Outro ponto crítico envolve a ampliação do público, de 16.068 para 30.040 pessoas. Essa mudança praticamente dobra o fluxo de veículos e pedestres em ruas estreitas, desenhadas para o trânsito residencial dos anos 1930 e 1940. Com isso, muitos vizinhos já preveem impactos negativos na mobilidade e na segurança do bairro.
A paz do bairro em xeque
A frase se repete entre os vizinhos mais antigos, que enxergam no projeto não apenas a realização de jogos, mas também uma rotina constante de shows e eventos.
De um lado, isso pode aquecer a economia local. No entanto, também transforma radicalmente o cotidiano de quem escolheu a Vila Belmiro justamente pela tranquilidade.
Além do barulho, da movimentação noturna e do aumento no tráfego, há o impacto das obras em si. O bairro, durante a construção, provavelmente viverá um período caótico, com interdições, caminhões pesados e transtornos diários.
Localização questionável
“Arena certa no lugar errado.”
Essa frase resume o sentimento de uma parte expressiva da comunidade. O problema não se resume à nostalgia. O novo estádio, espremido entre casas históricas, cria um contraste urbanístico e arquitetônico que muitos consideram inadequado.
Dois hospitais ficam nas imediações. Com o aumento do público nos dias de evento, o trânsito na região pode comprometer o acesso de ambulâncias e afetar diretamente o atendimento emergencial.
Gentrificação
Outro efeito colateral é a gentrificação. Com a valorização dos imóveis ao redor do estádio, o custo de vida na região tende a subir. Moradores com menor renda podem não conseguir manter suas casas e acabarão tendo que se mudar.

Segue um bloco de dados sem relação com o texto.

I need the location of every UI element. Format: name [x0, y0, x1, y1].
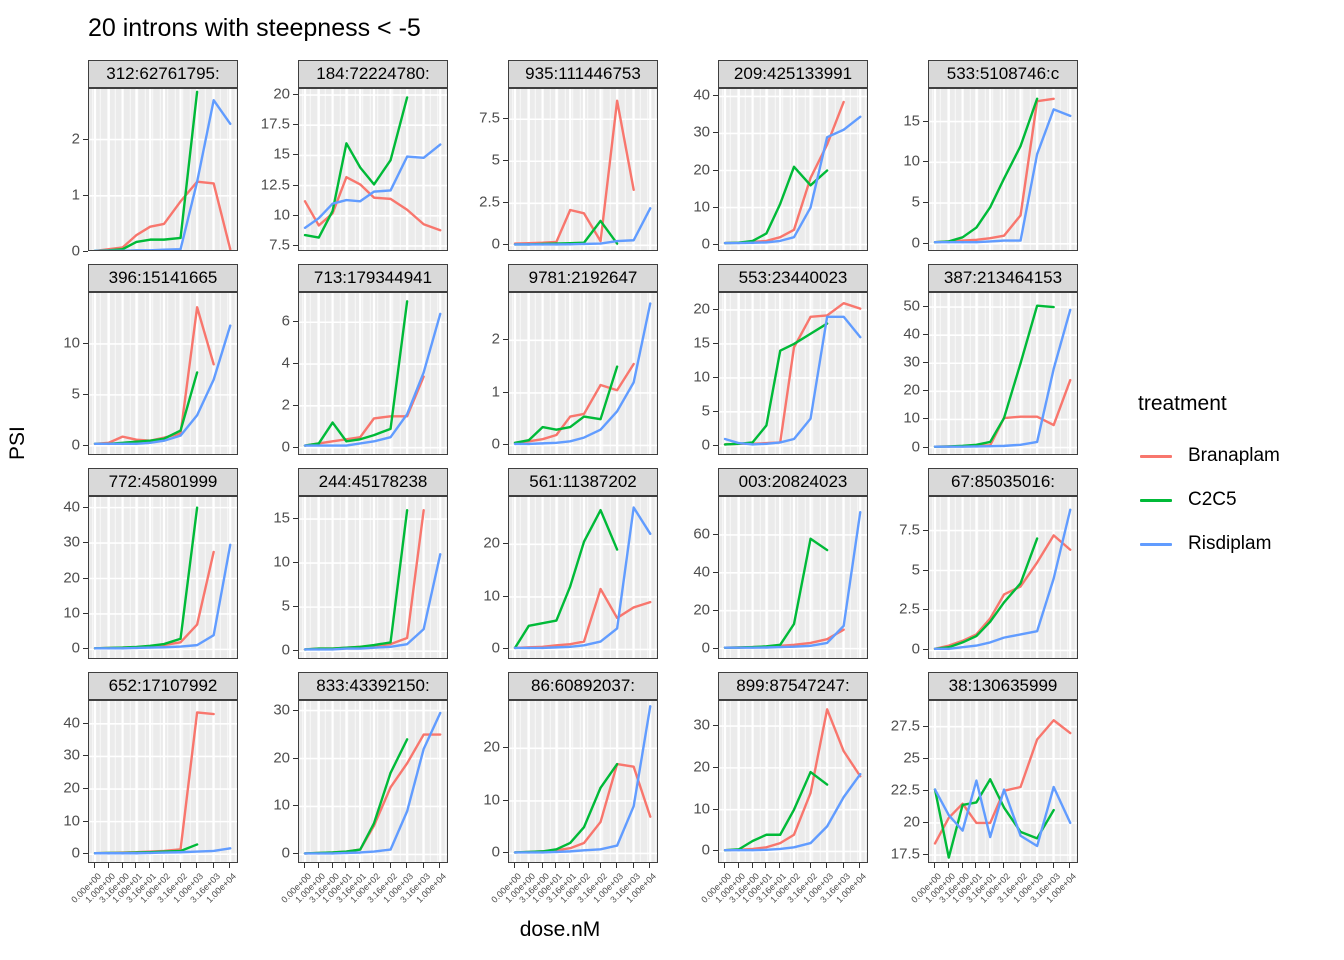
series-line-c2c5	[515, 510, 617, 648]
y-tick-label: 0	[702, 639, 710, 656]
legend-line-swatch	[1140, 499, 1172, 502]
facet-strip-label: 184:72224780:	[298, 60, 448, 88]
facet-strip-text: 772:45801999	[109, 472, 218, 492]
y-axis: 17.52022.52527.5	[868, 700, 928, 863]
y-tick-label: 10	[483, 791, 500, 808]
y-tick-label: 0	[702, 436, 710, 453]
x-tick-mark	[616, 863, 617, 868]
y-tick-label: 0	[702, 842, 710, 859]
legend-title: treatment	[1138, 392, 1280, 416]
y-tick-label: 20	[693, 300, 710, 317]
y-tick-label: 15	[903, 112, 920, 129]
facet-strip-label: 244:45178238	[298, 468, 448, 496]
x-tick-mark	[345, 863, 346, 868]
plot-panel	[718, 88, 868, 251]
y-tick-label: 17.5	[261, 116, 290, 133]
facet-panel: 244:45178238051015	[238, 468, 448, 659]
facet-strip-label: 652:17107992	[88, 672, 238, 700]
x-tick-mark	[318, 863, 319, 868]
x-tick-mark	[229, 863, 230, 868]
facet-strip-label: 9781:2192647	[508, 264, 658, 292]
y-tick-label: 22.5	[891, 781, 920, 798]
plot-panel	[718, 292, 868, 455]
x-tick-mark	[989, 863, 990, 868]
facet-strip-text: 003:20824023	[739, 472, 848, 492]
y-tick-label: 0	[492, 640, 500, 657]
y-axis: 0102030	[238, 700, 298, 863]
facet-grid: 312:62761795:012184:72224780:7.51012.515…	[0, 60, 1125, 860]
series-line-branaplam	[515, 101, 634, 244]
y-tick-label: 27.5	[891, 717, 920, 734]
facet-strip-label: 209:425133991	[718, 60, 868, 88]
series-line-c2c5	[305, 739, 407, 853]
series-line-branaplam	[305, 510, 424, 649]
x-tick-mark	[1036, 863, 1037, 868]
y-tick-label: 10	[693, 800, 710, 817]
y-tick-label: 10	[693, 198, 710, 215]
y-tick-label: 12.5	[261, 176, 290, 193]
y-tick-label: 0	[702, 235, 710, 252]
y-tick-label: 30	[693, 124, 710, 141]
x-tick-mark	[135, 863, 136, 868]
y-tick-label: 10	[693, 368, 710, 385]
facet-panel: 86:60892037:010200.00e+001.00e+003.16e+0…	[448, 672, 658, 863]
x-tick-mark	[373, 863, 374, 868]
facet-strip-label: 86:60892037:	[508, 672, 658, 700]
y-axis: 051015	[868, 88, 928, 251]
y-axis: 05101520	[658, 292, 718, 455]
x-tick-mark	[180, 863, 181, 868]
facet-panel: 312:62761795:012	[28, 60, 238, 251]
facet-panel: 561:1138720201020	[448, 468, 658, 659]
series-line-c2c5	[95, 92, 197, 251]
facet-strip-text: 209:425133991	[734, 64, 852, 84]
x-tick-mark	[810, 863, 811, 868]
y-axis: 02.557.5	[868, 496, 928, 659]
series-line-branaplam	[305, 377, 424, 446]
y-axis: 0204060	[658, 496, 718, 659]
y-tick-label: 20	[63, 780, 80, 797]
y-tick-label: 2	[492, 331, 500, 348]
y-axis: 010203040	[658, 88, 718, 251]
plot-panel	[88, 292, 238, 455]
plot-panel	[508, 700, 658, 863]
y-tick-label: 5	[912, 561, 920, 578]
facet-strip-label: 935:111446753	[508, 60, 658, 88]
x-axis: 0.00e+001.00e+003.16e+001.00e+013.16e+01…	[508, 863, 658, 923]
x-axis: 0.00e+001.00e+003.16e+001.00e+013.16e+01…	[298, 863, 448, 923]
x-tick-mark	[332, 863, 333, 868]
x-tick-mark	[1020, 863, 1021, 868]
series-line-c2c5	[725, 324, 827, 445]
y-tick-label: 20	[693, 601, 710, 618]
legend-key-icon	[1138, 489, 1174, 511]
y-tick-label: 1	[492, 383, 500, 400]
series-line-branaplam	[95, 552, 214, 648]
y-tick-label: 17.5	[891, 846, 920, 863]
plot-panel	[718, 496, 868, 659]
facet-panel: 833:43392150:01020300.00e+001.00e+003.16…	[238, 672, 448, 863]
facet-strip-text: 899:87547247:	[736, 676, 849, 696]
y-tick-label: 30	[63, 534, 80, 551]
x-tick-mark	[514, 863, 515, 868]
x-tick-mark	[843, 863, 844, 868]
y-axis: 0102030	[658, 700, 718, 863]
y-tick-label: 20	[63, 569, 80, 586]
facet-strip-text: 67:85035016:	[951, 472, 1055, 492]
legend-item-risdiplam[interactable]: Risdiplam	[1138, 522, 1280, 566]
x-tick-mark	[1003, 863, 1004, 868]
y-tick-label: 30	[903, 354, 920, 371]
x-tick-mark	[633, 863, 634, 868]
y-tick-label: 0	[492, 436, 500, 453]
series-line-c2c5	[935, 539, 1037, 649]
y-tick-label: 6	[282, 313, 290, 330]
plot-panel	[88, 88, 238, 251]
plot-panel	[508, 292, 658, 455]
x-tick-mark	[1069, 863, 1070, 868]
x-tick-mark	[962, 863, 963, 868]
facet-panel: 67:85035016:02.557.5	[868, 468, 1078, 659]
series-line-c2c5	[935, 306, 1054, 447]
legend-key-icon	[1138, 533, 1174, 555]
y-axis: 01020	[448, 496, 508, 659]
facet-strip-text: 86:60892037:	[531, 676, 635, 696]
facet-panel: 184:72224780:7.51012.51517.520	[238, 60, 448, 251]
legend-item-label: Risdiplam	[1188, 533, 1271, 555]
y-tick-label: 2.5	[899, 601, 920, 618]
series-line-c2c5	[935, 99, 1037, 242]
facet-strip-label: 553:23440023	[718, 264, 868, 292]
series-line-c2c5	[305, 510, 407, 649]
page-title: 20 introns with steepness < -5	[88, 14, 421, 43]
x-tick-mark	[1053, 863, 1054, 868]
facet-strip-text: 561:11387202	[529, 472, 636, 492]
facet-strip-label: 533:5108746:c	[928, 60, 1078, 88]
y-axis: 02.557.5	[448, 88, 508, 251]
facet-panel: 9781:2192647012	[448, 264, 658, 455]
x-tick-mark	[196, 863, 197, 868]
y-tick-label: 15	[273, 510, 290, 527]
y-tick-label: 0	[72, 845, 80, 862]
x-axis: 0.00e+001.00e+003.16e+001.00e+013.16e+01…	[88, 863, 238, 923]
facet-strip-text: 652:17107992	[109, 676, 218, 696]
x-tick-mark	[600, 863, 601, 868]
facet-strip-label: 38:130635999	[928, 672, 1078, 700]
y-tick-label: 20	[483, 739, 500, 756]
legend-item-c2c5[interactable]: C2C5	[1138, 478, 1280, 522]
series-line-branaplam	[95, 712, 214, 853]
series-line-branaplam	[515, 364, 634, 443]
legend-key-icon	[1138, 445, 1174, 467]
y-tick-label: 1	[72, 186, 80, 203]
facet-panel: 387:21346415301020304050	[868, 264, 1078, 455]
y-tick-label: 10	[903, 410, 920, 427]
facet-strip-text: 935:111446753	[525, 64, 641, 84]
y-tick-label: 40	[63, 714, 80, 731]
y-tick-label: 25	[903, 749, 920, 766]
y-tick-label: 5	[702, 402, 710, 419]
y-axis: 7.51012.51517.520	[238, 88, 298, 251]
x-axis: 0.00e+001.00e+003.16e+001.00e+013.16e+01…	[928, 863, 1078, 923]
y-tick-label: 10	[63, 812, 80, 829]
plot-panel	[298, 292, 448, 455]
series-line-branaplam	[935, 99, 1054, 242]
x-tick-mark	[752, 863, 753, 868]
y-tick-label: 15	[273, 146, 290, 163]
y-axis: 012	[448, 292, 508, 455]
y-tick-label: 15	[693, 334, 710, 351]
y-tick-label: 0	[282, 642, 290, 659]
facet-panel: 396:151416650510	[28, 264, 238, 455]
legend: treatment BranaplamC2C5Risdiplam	[1138, 392, 1280, 566]
facet-strip-text: 9781:2192647	[529, 268, 638, 288]
y-axis: 051015	[238, 496, 298, 659]
y-tick-label: 7.5	[269, 236, 290, 253]
y-tick-label: 2.5	[479, 194, 500, 211]
facet-strip-label: 67:85035016:	[928, 468, 1078, 496]
x-tick-mark	[738, 863, 739, 868]
y-tick-label: 10	[483, 587, 500, 604]
plot-panel	[718, 700, 868, 863]
x-tick-mark	[149, 863, 150, 868]
x-tick-mark	[724, 863, 725, 868]
x-tick-mark	[163, 863, 164, 868]
x-tick-mark	[934, 863, 935, 868]
x-tick-mark	[583, 863, 584, 868]
x-tick-mark	[859, 863, 860, 868]
y-tick-label: 0	[282, 845, 290, 862]
y-tick-label: 7.5	[899, 521, 920, 538]
y-tick-label: 30	[693, 717, 710, 734]
plot-panel	[508, 88, 658, 251]
chart-root: 20 introns with steepness < -5 PSI dose.…	[0, 0, 1344, 960]
facet-strip-label: 387:213464153	[928, 264, 1078, 292]
y-axis: 01020304050	[868, 292, 928, 455]
y-tick-label: 20	[903, 382, 920, 399]
y-tick-label: 0	[912, 641, 920, 658]
x-tick-mark	[569, 863, 570, 868]
x-tick-mark	[765, 863, 766, 868]
x-tick-mark	[439, 863, 440, 868]
x-tick-mark	[390, 863, 391, 868]
x-axis: 0.00e+001.00e+003.16e+001.00e+013.16e+01…	[718, 863, 868, 923]
facet-strip-text: 387:213464153	[944, 268, 1062, 288]
facet-panel: 209:425133991010203040	[658, 60, 868, 251]
y-tick-label: 5	[282, 598, 290, 615]
facet-strip-text: 38:130635999	[949, 676, 1058, 696]
y-tick-label: 2	[72, 130, 80, 147]
legend-line-swatch	[1140, 543, 1172, 546]
facet-strip-text: 312:62761795:	[106, 64, 219, 84]
x-tick-mark	[406, 863, 407, 868]
y-tick-label: 0	[72, 243, 80, 260]
y-axis: 010203040	[28, 496, 88, 659]
plot-panel	[298, 88, 448, 251]
facet-panel: 003:208240230204060	[658, 468, 868, 659]
plot-panel	[928, 88, 1078, 251]
plot-panel	[928, 496, 1078, 659]
y-axis: 01020	[448, 700, 508, 863]
y-tick-label: 10	[273, 554, 290, 571]
x-tick-mark	[948, 863, 949, 868]
x-tick-mark	[122, 863, 123, 868]
legend-item-label: C2C5	[1188, 489, 1237, 511]
facet-panel: 713:1793449410246	[238, 264, 448, 455]
plot-panel	[298, 496, 448, 659]
y-tick-label: 20	[693, 758, 710, 775]
y-tick-label: 0	[72, 640, 80, 657]
y-tick-label: 2	[282, 396, 290, 413]
y-tick-label: 10	[903, 153, 920, 170]
facet-strip-label: 772:45801999	[88, 468, 238, 496]
y-tick-label: 7.5	[479, 110, 500, 127]
plot-panel	[928, 292, 1078, 455]
facet-strip-label: 561:11387202	[508, 468, 658, 496]
y-tick-label: 5	[492, 152, 500, 169]
series-line-c2c5	[515, 367, 617, 443]
facet-strip-label: 833:43392150:	[298, 672, 448, 700]
facet-strip-text: 833:43392150:	[316, 676, 429, 696]
plot-panel	[88, 700, 238, 863]
y-tick-label: 4	[282, 355, 290, 372]
y-tick-label: 40	[903, 326, 920, 343]
x-tick-mark	[213, 863, 214, 868]
y-tick-label: 0	[492, 236, 500, 253]
y-tick-label: 10	[63, 604, 80, 621]
facet-panel: 899:87547247:01020300.00e+001.00e+003.16…	[658, 672, 868, 863]
legend-line-swatch	[1140, 455, 1172, 458]
facet-strip-text: 244:45178238	[319, 472, 428, 492]
y-tick-label: 30	[63, 747, 80, 764]
x-tick-mark	[304, 863, 305, 868]
y-tick-label: 40	[693, 87, 710, 104]
y-tick-label: 40	[693, 563, 710, 580]
y-tick-label: 20	[483, 535, 500, 552]
y-tick-label: 5	[912, 194, 920, 211]
y-tick-label: 30	[273, 701, 290, 718]
y-tick-mark	[83, 251, 88, 252]
y-tick-label: 0	[72, 436, 80, 453]
y-axis: 012	[28, 88, 88, 251]
facet-strip-label: 396:15141665	[88, 264, 238, 292]
x-tick-mark	[649, 863, 650, 868]
x-tick-mark	[108, 863, 109, 868]
y-tick-label: 0	[912, 438, 920, 455]
x-tick-mark	[528, 863, 529, 868]
series-line-c2c5	[725, 539, 827, 648]
y-tick-label: 20	[693, 161, 710, 178]
y-tick-label: 10	[273, 206, 290, 223]
facet-panel: 772:45801999010203040	[28, 468, 238, 659]
facet-strip-label: 713:179344941	[298, 264, 448, 292]
y-tick-label: 10	[273, 797, 290, 814]
x-tick-mark	[779, 863, 780, 868]
plot-panel	[508, 496, 658, 659]
x-tick-mark	[94, 863, 95, 868]
facet-panel: 652:171079920102030400.00e+001.00e+003.1…	[28, 672, 238, 863]
plot-panel	[928, 700, 1078, 863]
y-tick-label: 40	[63, 498, 80, 515]
facet-strip-text: 396:15141665	[109, 268, 218, 288]
y-tick-label: 0	[282, 438, 290, 455]
facet-strip-text: 533:5108746:c	[947, 64, 1060, 84]
legend-item-branaplam[interactable]: Branaplam	[1138, 434, 1280, 478]
legend-items: BranaplamC2C5Risdiplam	[1138, 434, 1280, 566]
y-axis: 0510	[28, 292, 88, 455]
y-axis: 010203040	[28, 700, 88, 863]
x-tick-mark	[359, 863, 360, 868]
y-tick-label: 0	[492, 844, 500, 861]
y-axis: 0246	[238, 292, 298, 455]
facet-strip-text: 553:23440023	[739, 268, 848, 288]
facet-strip-label: 899:87547247:	[718, 672, 868, 700]
y-tick-label: 0	[912, 234, 920, 251]
facet-strip-text: 184:72224780:	[316, 64, 429, 84]
facet-panel: 553:2344002305101520	[658, 264, 868, 455]
series-line-c2c5	[515, 764, 617, 852]
facet-strip-label: 003:20824023	[718, 468, 868, 496]
plot-panel	[298, 700, 448, 863]
x-tick-mark	[555, 863, 556, 868]
y-tick-label: 5	[72, 385, 80, 402]
facet-panel: 533:5108746:c051015	[868, 60, 1078, 251]
x-tick-mark	[826, 863, 827, 868]
facet-strip-label: 312:62761795:	[88, 60, 238, 88]
legend-item-label: Branaplam	[1188, 445, 1280, 467]
facet-panel: 38:13063599917.52022.52527.50.00e+001.00…	[868, 672, 1078, 863]
x-tick-mark	[423, 863, 424, 868]
y-tick-label: 20	[273, 86, 290, 103]
plot-panel	[88, 496, 238, 659]
y-tick-label: 20	[903, 813, 920, 830]
x-tick-mark	[542, 863, 543, 868]
y-tick-label: 50	[903, 298, 920, 315]
y-tick-label: 60	[693, 525, 710, 542]
x-tick-mark	[793, 863, 794, 868]
facet-panel: 935:11144675302.557.5	[448, 60, 658, 251]
facet-strip-text: 713:179344941	[314, 268, 432, 288]
y-tick-label: 20	[273, 749, 290, 766]
x-tick-mark	[975, 863, 976, 868]
y-tick-label: 10	[63, 334, 80, 351]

Da mesma forma, pequenos comércios de bairro, como padarias e mercearias, enfrentam o risco de fechar as portas. Franquias e redes maiores devem ocupar esse espaço, por conta do novo perfil de público que o estádio vai atrair.
A identidade em transformação
Mais do que prédios ou ruas, o bairro carrega uma identidade construída ao longo das décadas. A Vila Belmiro é mais do que um estádio, é um patrimônio afetivo de Santos. Ao redor dela, casas dos anos 1930 e 1940 compõem um cenário único e simbólico para a cidade.
Claro, modernizar o estádio atende às demandas comerciais e esportivas. Mas também rompe com a memória coletiva. Ao trocar a estrutura atual por uma arena de grande porte, Santos pode perder parte da sua alma.
Próximos passos da nova arena do Santos FC
Segundo a WTorre e a Prefeitura de Santos, após estudo de impacto de vizinhança e escutas da população por meio de audiências públicas, os “efeitos negativos serão pequenos e controlados”. Ainda de acordo com eles, o projeto contempla calçadas acessíveis, paisagismo novo, ciclovias, sinalização modernizada, câmeras de segurança integradas ao CCO e iluminação LED de alta eficiência.
A contrapartida inclui, ainda, o plantio de cerca de 300 árvores nativas da Mata Atlântica, ampliação de vagas de bicicletário e criação de áreas de convivência e esplanada nas proximidades. A promessa é de que o trânsito receba requalificação semafórica para garantir mobilidade e segurança.
A Prefeitura destaca que o plano atende todas as normas e leis vigentes, estadual, federal e municipal.
Outro argumento do município e da empresa é a geração de vagas de emprego, anunciadas pelo Centro Público de Emprego, priorizando gente da Baixada.
O desafio do equilíbrio
O debate sobre a Nova Vila Belmiro expõe um dilema comum nas grandes cidades: como conciliar desenvolvimento e preservação, modernidade e tradição, interesse econômico e qualidade de vida dos moradores? Não há respostas fáceis, mas é fundamental que todas as vozes sejam ouvidas no processo.
O verdadeiro sucesso do projeto não deveria ser medido apenas pela capacidade do estádio ou pela receita gerada, mas também pela capacidade de integrar harmoniosamente modernidade e tradição em um dos bairros mais queridos de Santos.
O Santos FC tem a oportunidade de mostrar que é possível evoluir respeitando suas raízes e sua vizinhança. Resta saber se o clube saberá aproveitar essa chance ou se, na busca pela modernização, acabará perdendo a essência que sempre o tornou especial.